I’m becoming more and more frustrated with YouTube, because I have seen it take my stepson and my son and turn them in to bedridden sloths. Ok that was hyperbole but there is a whole new level of friction to get them to do anything around the house or even get out of the car when we arrive somewhere. Of course as their parent I impose boundaries on YouTube time. However I don’t think that YouTube has been a great influence on either of them. It’s a hard problem.
my cousins kids will watch youtube videos on their phone/tablet while playing games on another phone/tablet or on another monitor screen while playing fortnite/pc games
youtube is dangerous; just like netflix and facebook, they're designed to get people to stay on for as long as possible and obviously children are very susceptible to the design
'Socrates famously warned against writing because it would “create forgetfulness in the learners’ souls, because they will not use their memories.” He also advised that children can’t distinguish fantasy from reality, so parents should only allow them to hear wholesome allegories and not “improper” tales, lest their development go astray. '
'The French statesman Malesherbes railed against the fashion for getting news from the printed page, arguing that it socially isolated readers and detracted from the spiritually uplifting group practice of getting news from the pulpit. A hundred years later, as literacy became essential and schools were widely introduced, the curmudgeons turned against education for being unnatural and a risk to mental health. An 1883 article in the weekly medical journal the Sanitarian argued that schools “exhaust the children’s brains and nervous systems with complex and multiple studies, and ruin their bodies by protracted imprisonment.” Meanwhile, excessive study was considered a leading cause of madness by the medical community.'
' In 1936, the music magazine the Gramophone reported that children had “developed the habit of dividing attention between the humdrum preparation of their school assignments and the compelling excitement of the loudspeaker” and described how the radio programs were disturbing the balance of their excitable minds. '
I think this is an effect which has emerged out of our overall culture and access to media -- we've trained our brains to be need these constant dopamine hits and our attention spans have suffered.
I too have found myself watching a tech talk on youtube, and if the dopamine hits aren't coming fast enough, I'll reflexively open up a web browser and start surfing, or vice-versa.

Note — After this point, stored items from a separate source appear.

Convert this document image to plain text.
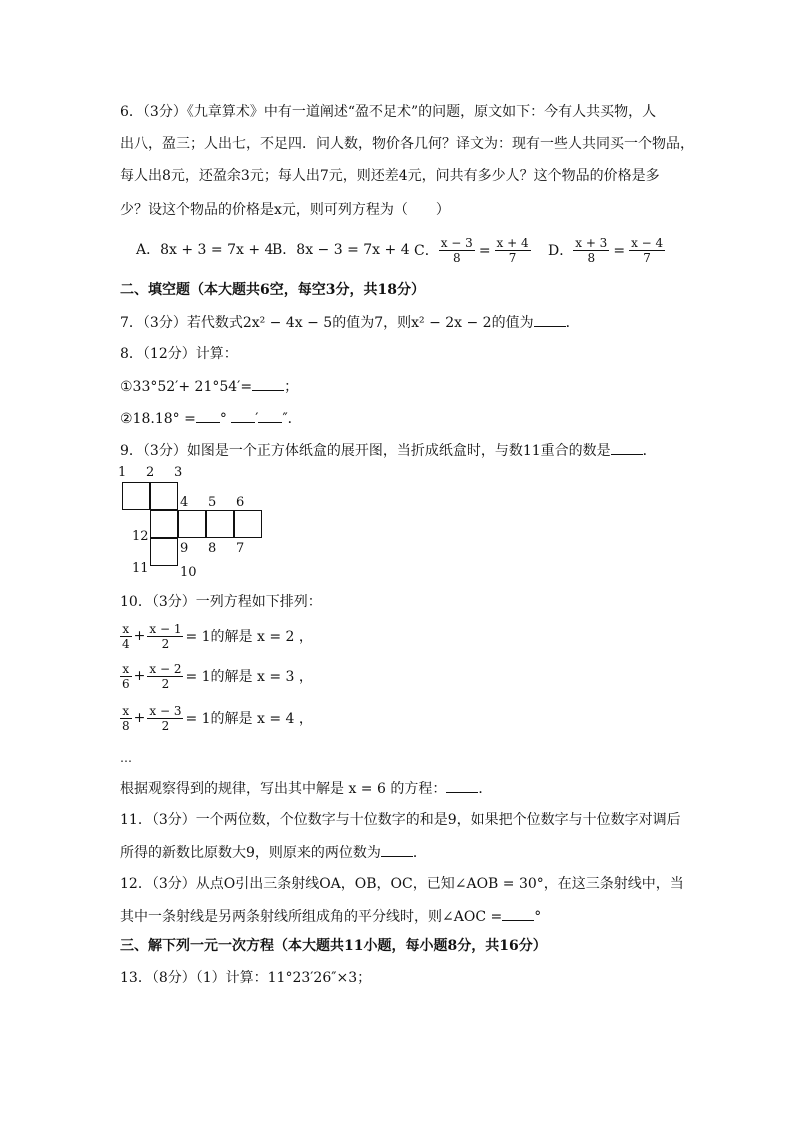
6．（3分）《九章算术》中有一道阐述“盈不足术”的问题，原文如下：今有人共买物，人
出八，盈三；人出七，不足四．问人数，物价各几何？译文为：现有一些人共同买一个物品，
每人出8元，还盈余3元；每人出7元，则还差4元，问共有多少人？这个物品的价格是多
少？设这个物品的价格是x元，则可列方程为（　　）
A．8x + 3 = 7x + 4
B．8x − 3 = 7x + 4 C． $\frac{x - 3}{8} = \frac{x + 4}{7}$ D． $\frac{x + 3}{8} = \frac{x - 4}{7}$
二、填空题（本大题共6空，每空3分，共18分）
7．（3分）若代数式2x² − 4x − 5的值为7，则x² − 2x − 2的值为 ．
8．（12分）计算：
①33°52′+ 21°54′= ；
②18.18° = ° ′ ″．
9．（3分）如图是一个正方体纸盒的展开图，当折成纸盒时，与数11重合的数是 ．
1 2 3
4 5 6
12
9 8 7
11 10
10．（3分）一列方程如下排列：
$\frac{x}{4} + \frac{x - 1}{2} = 1$的解是 x = 2 ，
$\frac{x}{6} + \frac{x - 2}{2} = 1$的解是 x = 3 ，
$\frac{x}{8} + \frac{x - 3}{2} = 1$的解是 x = 4 ，
…
根据观察得到的规律，写出其中解是 x = 6 的方程： ．
11．（3分）一个两位数，个位数字与十位数字的和是9，如果把个位数字与十位数字对调后
所得的新数比原数大9，则原来的两位数为 ．
12．（3分）从点O引出三条射线OA，OB，OC，已知∠AOB = 30°，在这三条射线中，当
其中一条射线是另两条射线所组成角的平分线时，则∠AOC = °
三、解下列一元一次方程（本大题共11小题，每小题8分，共16分）
13．（8分）（1）计算：11°23′26″×3；
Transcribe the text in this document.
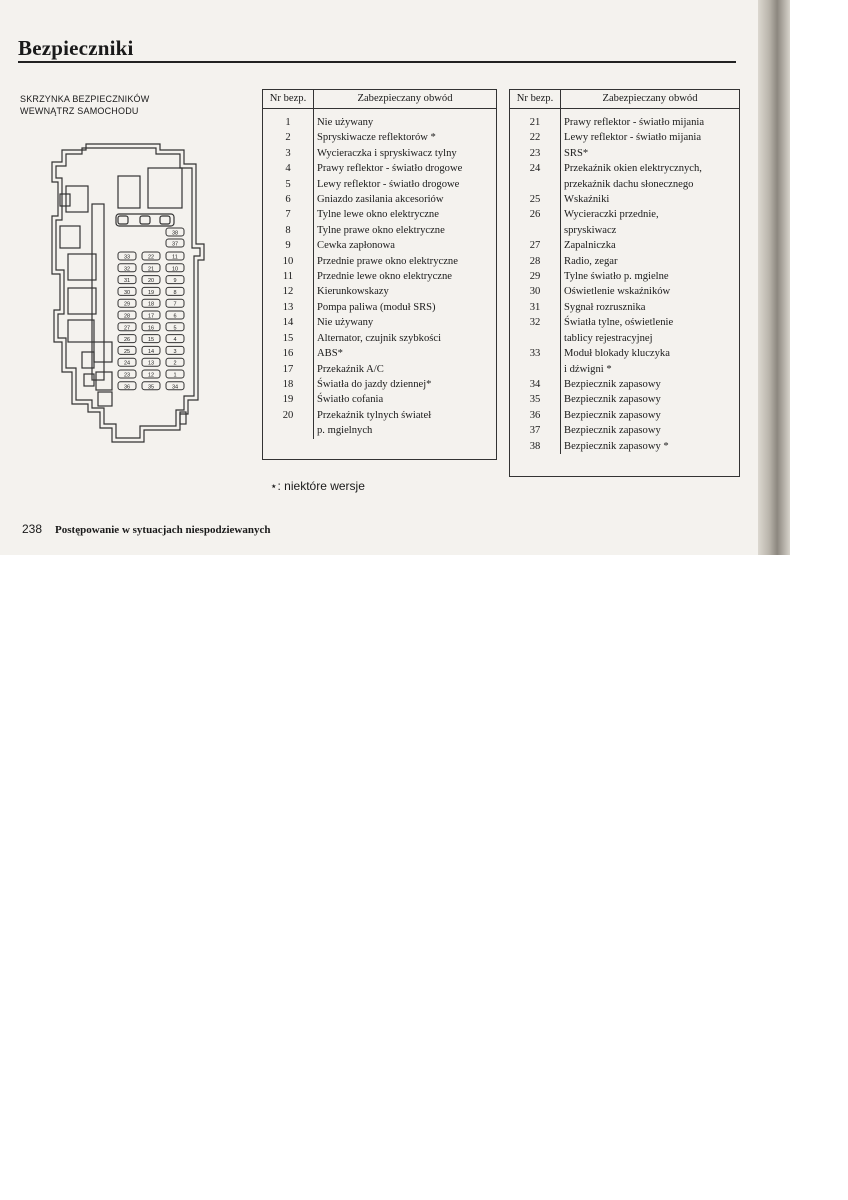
Bezpieczniki
SKRZYNKA BEZPIECZNIKÓW
WEWNĄTRZ SAMOCHODU
38
37
33	22	11
32	21	10
31	20	9
30	19	8
29	18	7
28	17	6
27	16	5
26	15	4
25	14	3
24	13	2
23	12	1
36	35	34
Nr bezp.	Zabezpieczany obwód
1	Nie używany
2	Spryskiwacze reflektorów *
3	Wycieraczka i spryskiwacz tylny
4	Prawy reflektor - światło drogowe
5	Lewy reflektor - światło drogowe
6	Gniazdo zasilania akcesoriów
7	Tylne lewe okno elektryczne
8	Tylne prawe okno elektryczne
9	Cewka zapłonowa
10	Przednie prawe okno elektryczne
11	Przednie lewe okno elektryczne
12	Kierunkowskazy
13	Pompa paliwa (moduł SRS)
14	Nie używany
15	Alternator, czujnik szybkości
16	ABS*
17	Przekaźnik A/C
18	Światła do jazdy dziennej*
19	Światło cofania
20	Przekaźnik tylnych świateł
	p. mgielnych
Nr bezp.	Zabezpieczany obwód
21	Prawy reflektor - światło mijania
22	Lewy reflektor - światło mijania
23	SRS*
24	Przekaźnik okien elektrycznych,
	przekaźnik dachu słonecznego
25	Wskaźniki
26	Wycieraczki przednie,
	spryskiwacz
27	Zapalniczka
28	Radio, zegar
29	Tylne światło p. mgielne
30	Oświetlenie wskaźników
31	Sygnał rozrusznika
32	Światła tylne, oświetlenie
	tablicy rejestracyjnej
33	Moduł blokady kluczyka
	i dźwigni *
34	Bezpiecznik zapasowy
35	Bezpiecznik zapasowy
36	Bezpiecznik zapasowy
37	Bezpiecznik zapasowy
38	Bezpiecznik zapasowy *
⋆: niektóre wersje
238 Postępowanie w sytuacjach niespodziewanych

I've become aware, and try to stop it, but it is an urge for sure. I didn't do this a few years ago.
TV has stuff like Broadcast Standards & Practices, which functions to keep its content within a certain envelope.

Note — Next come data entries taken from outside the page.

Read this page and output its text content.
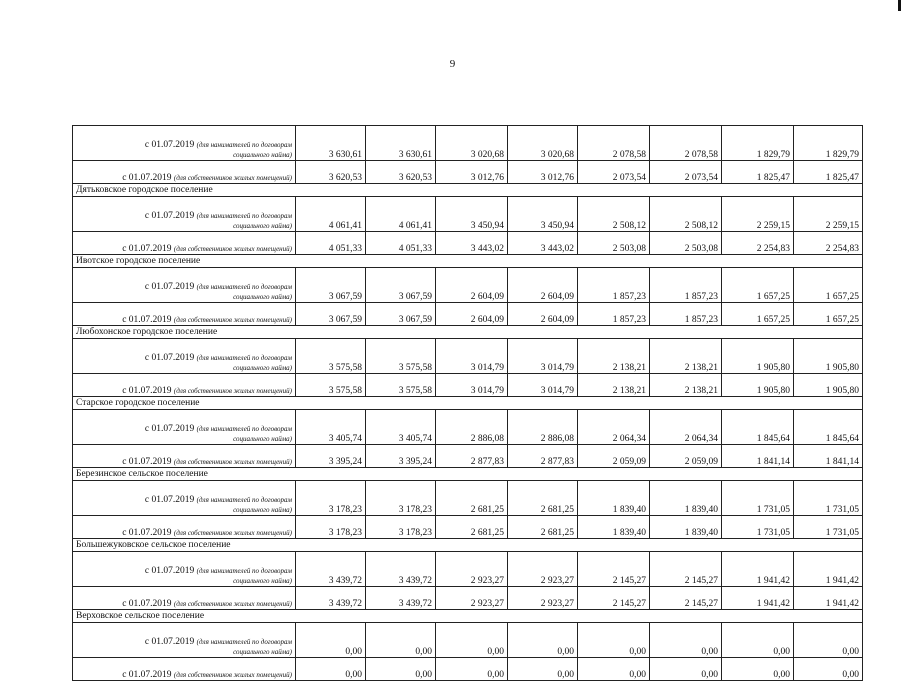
9
с 01.07.2019 (для нанимателей по договорам
социального найма)	3 630,61	3 630,61	3 020,68	3 020,68	2 078,58	2 078,58	1 829,79	1 829,79
с 01.07.2019 (для собственников жилых помещений)	3 620,53	3 620,53	3 012,76	3 012,76	2 073,54	2 073,54	1 825,47	1 825,47
Дятьковское городское поселение								

с 01.07.2019 (для нанимателей по договорам
социального найма)	4 061,41	4 061,41	3 450,94	3 450,94	2 508,12	2 508,12	2 259,15	2 259,15
с 01.07.2019 (для собственников жилых помещений)	4 051,33	4 051,33	3 443,02	3 443,02	2 503,08	2 503,08	2 254,83	2 254,83
Ивотское городское поселение								

с 01.07.2019 (для нанимателей по договорам
социального найма)	3 067,59	3 067,59	2 604,09	2 604,09	1 857,23	1 857,23	1 657,25	1 657,25
с 01.07.2019 (для собственников жилых помещений)	3 067,59	3 067,59	2 604,09	2 604,09	1 857,23	1 857,23	1 657,25	1 657,25
Любохонское городское поселение								

с 01.07.2019 (для нанимателей по договорам
социального найма)	3 575,58	3 575,58	3 014,79	3 014,79	2 138,21	2 138,21	1 905,80	1 905,80
с 01.07.2019 (для собственников жилых помещений)	3 575,58	3 575,58	3 014,79	3 014,79	2 138,21	2 138,21	1 905,80	1 905,80
Старское городское поселение								

с 01.07.2019 (для нанимателей по договорам
социального найма)	3 405,74	3 405,74	2 886,08	2 886,08	2 064,34	2 064,34	1 845,64	1 845,64
с 01.07.2019 (для собственников жилых помещений)	3 395,24	3 395,24	2 877,83	2 877,83	2 059,09	2 059,09	1 841,14	1 841,14
Березинское сельское поселение								

с 01.07.2019 (для нанимателей по договорам
социального найма)	3 178,23	3 178,23	2 681,25	2 681,25	1 839,40	1 839,40	1 731,05	1 731,05
с 01.07.2019 (для собственников жилых помещений)	3 178,23	3 178,23	2 681,25	2 681,25	1 839,40	1 839,40	1 731,05	1 731,05
Большежуковское сельское поселение								

с 01.07.2019 (для нанимателей по договорам
социального найма)	3 439,72	3 439,72	2 923,27	2 923,27	2 145,27	2 145,27	1 941,42	1 941,42
с 01.07.2019 (для собственников жилых помещений)	3 439,72	3 439,72	2 923,27	2 923,27	2 145,27	2 145,27	1 941,42	1 941,42
Верховское сельское поселение								

с 01.07.2019 (для нанимателей по договорам
социального найма)	0,00	0,00	0,00	0,00	0,00	0,00	0,00	0,00
с 01.07.2019 (для собственников жилых помещений)	0,00	0,00	0,00	0,00	0,00	0,00	0,00	0,00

YouTube does not. YouTube just cares about what gets people to watch and watch and watch. YouTube will happily feed you endless rants about white ethnostates if that's what meets its criteria for "creating engagement".
I have a few issues with YouTube that I don’t have with other things computer/screen time related.
1) I can’t police what they are watching easily. I’m not saying I want to have them be completely sheltered, but since any knucklehead out there can make content, they usually do...
2) I don’t have the same problem with my son spending 2 hours playing super Mario maker(a favorite of his) or to a lesser extent fortnite or other games
What clouds this somewhat is that he spends about half the time on YouTube watching videos about his favorite games, where he learns more about them. There is just an addictive quality that I don’t like about YouTube.
Get them some old power tools from a resale shop, a small sledgehammer and teach them to "Focus you fack!" perhaps? That and some Big Clive could lead to a fair amount of active learning with things that aren't too expensive if you can get them interested in learning what's actually happening to the point of being able to explain it.